The two deaths came up recently in a high-level school board discussion about Fairfax County Public Schools’ ‘Zero Tolerance’ policy, since both students were being disciplined by FCPS around the time of their deaths.
‘Zero Tolerance’ is a commonly used phrase to describe Fairfax County’s disciplinary actions towards students who are in violation of the “federal, state, or local law, rule, or regulation and/or policy or regulation of the School Board, the school system, or the school” according to FCPS Students’ Responsibilities and Rights (SR&R) handbook.

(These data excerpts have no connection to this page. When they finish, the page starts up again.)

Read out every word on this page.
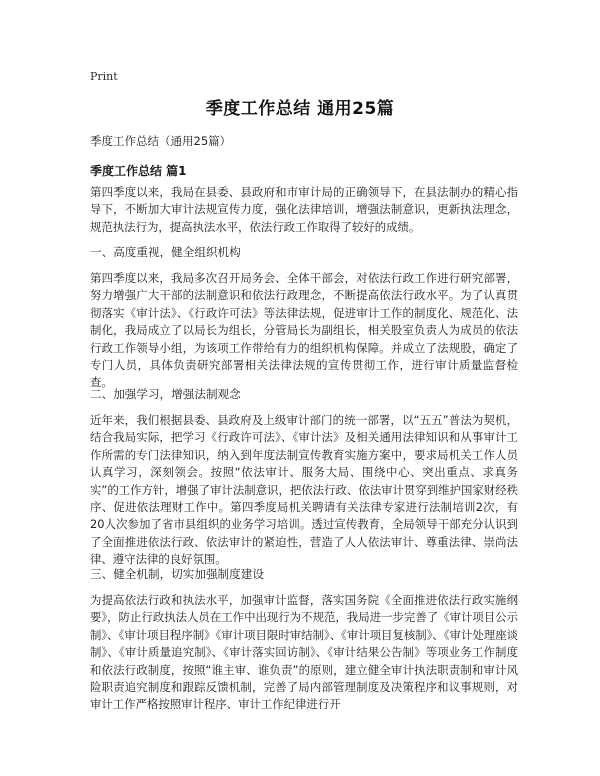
Print
季度工作总结 通用25篇
季度工作总结（通用25篇）
季度工作总结 篇1

第四季度以来，我局在县委、县政府和市审计局的正确领导下，在县法制办的精心指导下，不断加大审计法规宣传力度，强化法律培训，增强法制意识，更新执法理念，规范执法行为，提高执法水平，依法行政工作取得了较好的成绩。

一、高度重视，健全组织机构

第四季度以来，我局多次召开局务会、全体干部会，对依法行政工作进行研究部署，努力增强广大干部的法制意识和依法行政理念，不断提高依法行政水平。为了认真贯彻落实《审计法》、《行政许可法》等法律法规，促进审计工作的制度化、规范化、法制化，我局成立了以局长为组长，分管局长为副组长，相关股室负责人为成员的依法行政工作领导小组，为该项工作带给有力的组织机构保障。并成立了法规股，确定了专门人员，具体负责研究部署相关法律法规的宣传贯彻工作，进行审计质量监督检查。

二、加强学习，增强法制观念

近年来，我们根据县委、县政府及上级审计部门的统一部署，以“五五”普法为契机，结合我局实际，把学习《行政许可法》、《审计法》及相关通用法律知识和从事审计工作所需的专门法律知识，纳入到年度法制宣传教育实施方案中，要求局机关工作人员认真学习，深刻领会。按照“依法审计、服务大局、围绕中心、突出重点、求真务实”的工作方针，增强了审计法制意识，把依法行政、依法审计贯穿到维护国家财经秩序、促进依法理财工作中。第四季度局机关聘请有关法律专家进行法制培训2次，有20人次参加了省市县组织的业务学习培训。透过宣传教育，全局领导干部充分认识到了全面推进依法行政、依法审计的紧迫性，营造了人人依法审计、尊重法律、崇尚法律、遵守法律的良好氛围。

三、健全机制，切实加强制度建设

为提高依法行政和执法水平，加强审计监督，落实国务院《全面推进依法行政实施纲要》，防止行政执法人员在工作中出现行为不规范，我局进一步完善了《审计项目公示制》、《审计项目程序制》《审计项目限时审结制》、《审计项目复核制》、《审计处理座谈制》、《审计质量追究制》、《审计落实回访制》、《审计结果公告制》等项业务工作制度和依法行政制度，按照“谁主审、谁负责”的原则，建立健全审计执法职责制和审计风险职责追究制度和跟踪反馈机制，完善了局内部管理制度及决策程序和议事规则，对审计工作严格按照审计程序、审计工作纪律进行开
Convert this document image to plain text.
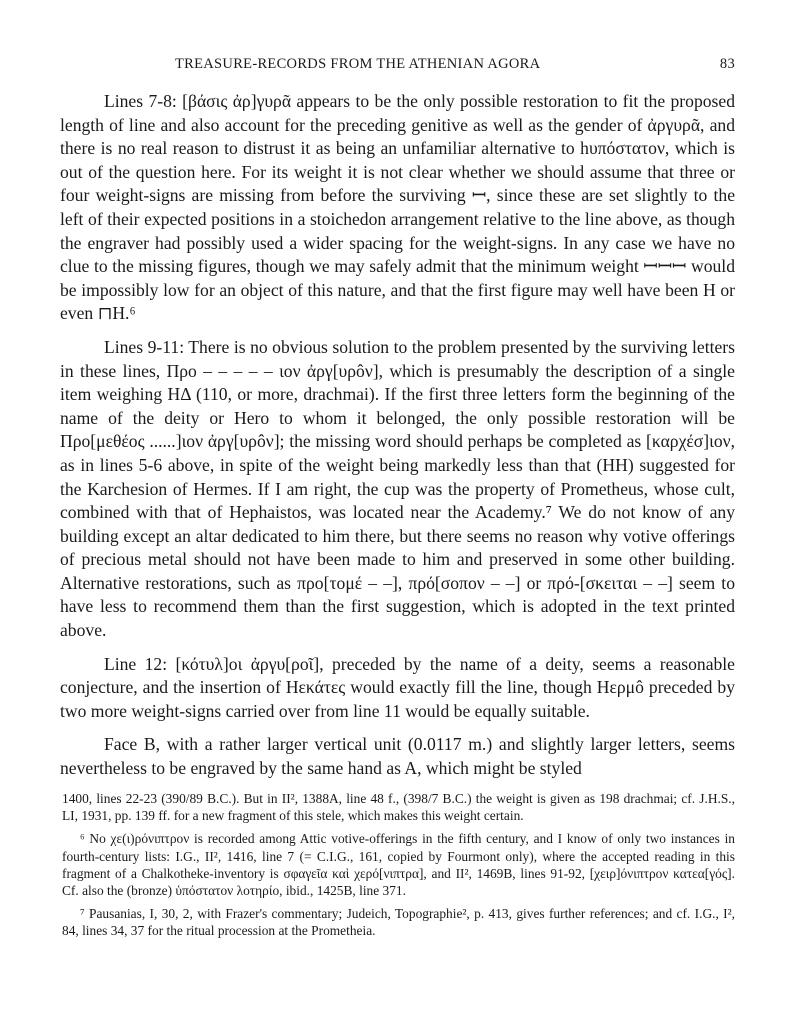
TREASURE-RECORDS FROM THE ATHENIAN AGORA	83

Lines 7-8: [βάσις ἀρ]γυρᾶ appears to be the only possible restoration to fit the proposed length of line and also account for the preceding genitive as well as the gender of ἀργυρᾶ, and there is no real reason to distrust it as being an unfamiliar alternative to hυπόστατον, which is out of the question here. For its weight it is not clear whether we should assume that three or four weight-signs are missing from before the surviving ꟷ, since these are set slightly to the left of their expected positions in a stoichedon arrangement relative to the line above, as though the engraver had possibly used a wider spacing for the weight-signs. In any case we have no clue to the missing figures, though we may safely admit that the minimum weight ꟷꟷꟷ would be impossibly low for an object of this nature, and that the first figure may well have been H or even ⊓H.⁶

Lines 9-11: There is no obvious solution to the problem presented by the surviving letters in these lines, Προ – – – – – ιον ἀργ[υρôν], which is presumably the description of a single item weighing HΔ (110, or more, drachmai). If the first three letters form the beginning of the name of the deity or Hero to whom it belonged, the only possible restoration will be Προ[μεθέος ......]ιον ἀργ[υρôν]; the missing word should perhaps be completed as [καρχέσ]ιον, as in lines 5-6 above, in spite of the weight being markedly less than that (HH) suggested for the Karchesion of Hermes. If I am right, the cup was the property of Prometheus, whose cult, combined with that of Hephaistos, was located near the Academy.⁷ We do not know of any building except an altar dedicated to him there, but there seems no reason why votive offerings of precious metal should not have been made to him and preserved in some other building. Alternative restorations, such as προ[τομέ – –], πρό[σοπον – –] or πρό-[σκειται – –] seem to have less to recommend them than the first suggestion, which is adopted in the text printed above.

Line 12: [κότυλ]οι ἀργυ[ροῖ], preceded by the name of a deity, seems a reasonable conjecture, and the insertion of Hεκάτες would exactly fill the line, though Hερμô preceded by two more weight-signs carried over from line 11 would be equally suitable.

Face B, with a rather larger vertical unit (0.0117 m.) and slightly larger letters, seems nevertheless to be engraved by the same hand as A, which might be styled

1400, lines 22-23 (390/89 B.C.). But in II², 1388A, line 48 f., (398/7 B.C.) the weight is given as 198 drachmai; cf. J.H.S., LI, 1931, pp. 139 ff. for a new fragment of this stele, which makes this weight certain.

⁶ No χε(ι)ρόνιπτρον is recorded among Attic votive-offerings in the fifth century, and I know of only two instances in fourth-century lists: I.G., II², 1416, line 7 (= C.I.G., 161, copied by Fourmont only), where the accepted reading in this fragment of a Chalkotheke-inventory is σφαγεῖα καὶ χερό[νιπτρα], and II², 1469B, lines 91-92, [χειρ]όνιπτρον κατεα[γός]. Cf. also the (bronze) ὑπόστατον λοτηρίο, ibid., 1425B, line 371.

⁷ Pausanias, I, 30, 2, with Frazer's commentary; Judeich, Topographie², p. 413, gives further references; and cf. I.G., I², 84, lines 34, 37 for the ritual procession at the Prometheia.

Some school board officials now claim the disciplinary system is too harsh. Specifically, the ‘Zero Tolerance’ policy “lacks the ability to recognize the emotional difficulties students experience and intervene with the appropriate support,” said the school board in a statement released early this month.
One vocal critic of Zero Tolerance is Anderson’s mother, Sue Anderson who states that there is a connection between the policy and her son’s death. “I believe they are linked. How can I not think that, when our son took his life the day before our second time to the Hearing Office?” she wrote on her blog at www.rememberingjosh.blogspot.com.
FCPS Superintendent Dr. Jack Dale defended Zero Tolerance in a statement to “The Washington Post.” Dale said the current policy offers students “ample opportunity to correct their behaviors before serious consequences are applied.” Dale’s statement also said blaming the policy for the deaths is “furthering a falsehood that is unconscionable and a blow to those who have already suffered great pain and loss.”
Still FCPS Supervisors Catherine Hudgins (Hunter Mill District) and Penny Gross (Mason District) in a hearing discussed alternatives to Zero Tolerance, such as involving students in the discipline process in parent and youth support groups.
Dale commented on the hearing in an email to the Saxon Scope saying “the intent of Supervisor Hudgins is to have the school system and county agencies continue to work together to provide support to students and families who need help to be successful. We currently have many collaborative initiatives and will continue to develop more.”